William Hemsley Emory (born September 7, 1811 in Queen Anne's County , Maryland , † December 1, 1877 in Washington, DC ) was an American military and geodesist .

Life

Map of Texas and the Countries Adjacent , William Hemsley Emory, 1844

Emory graduated from the United States Military Academy in West Point , New York , in 1831 . After four years of military service, he left the US Army to train as a civil engineer , and in 1838 he returned to the military as a surveyor . He earned himself in the context of a border dispute between the United States and the United Kingdom that ended in the Oregon Compromise in 1846 . He was honored in the Mexican-American War and stayed in the newly won US territories as a surveyor . He was part of the commission that established the border with Mexico after the Gadsden purchase , and worked as an exceptionally talented cartographer west of the Mississippi River . In 1849, Hemsley was elected to the American Academy of Arts and Sciences for his achievements . In 1858 he came with the rank of Major in the Indian Territory and to Texas , where he white settlers from the Comanche , Kiowa and Cheyenne in the Wichita Mountains or before the Chickasaw and Choctaw supposed to protect in the Indian Territory.

When the Civil War broke out , Emory held the rank of Lieutenant Colonel of the 3rd Cavalry . In March 1861 he was sent to Fort Smith , Arkansas , to defend the Indian territories there.

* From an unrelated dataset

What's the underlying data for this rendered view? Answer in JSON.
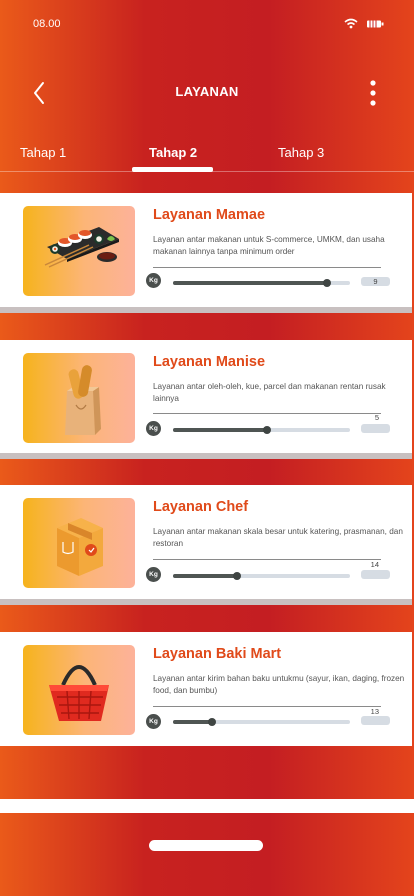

Under pressure from Confederate troops , he withdrew - without losses - to Fort Leavenworth , Kansas , but this allowed the Confederates to occupy Indian territory and move parts of the Five Civilized Tribes to join them. In March 1862, Emory was promoted to Brigadier General . He served in the Peninsular Campaign under Major General George B. McClellan and did a great job during the Battle of Hanover Court House ( Battle of Hanover , May 27, 1862). In 1863 Emory was transferred to Louisiana and served under Major General Nathaniel Prentiss Banks in the Red River Campaign (1864), where he again distinguished himself in the (lost) Battle of Mansfield . That same year, Emory and his people were transferred to the Shenandoah Valley, where they fought under Major General Philip Sheridan .

After the Civil War, Emory himself was promoted to Major General of the Volunteer Forces in September 1865 . He then switched back to the regular troops, where he commanded various units, before he left the army in July 1876 after 45 years of military service for reasons of age and in the rank of Brigadier General .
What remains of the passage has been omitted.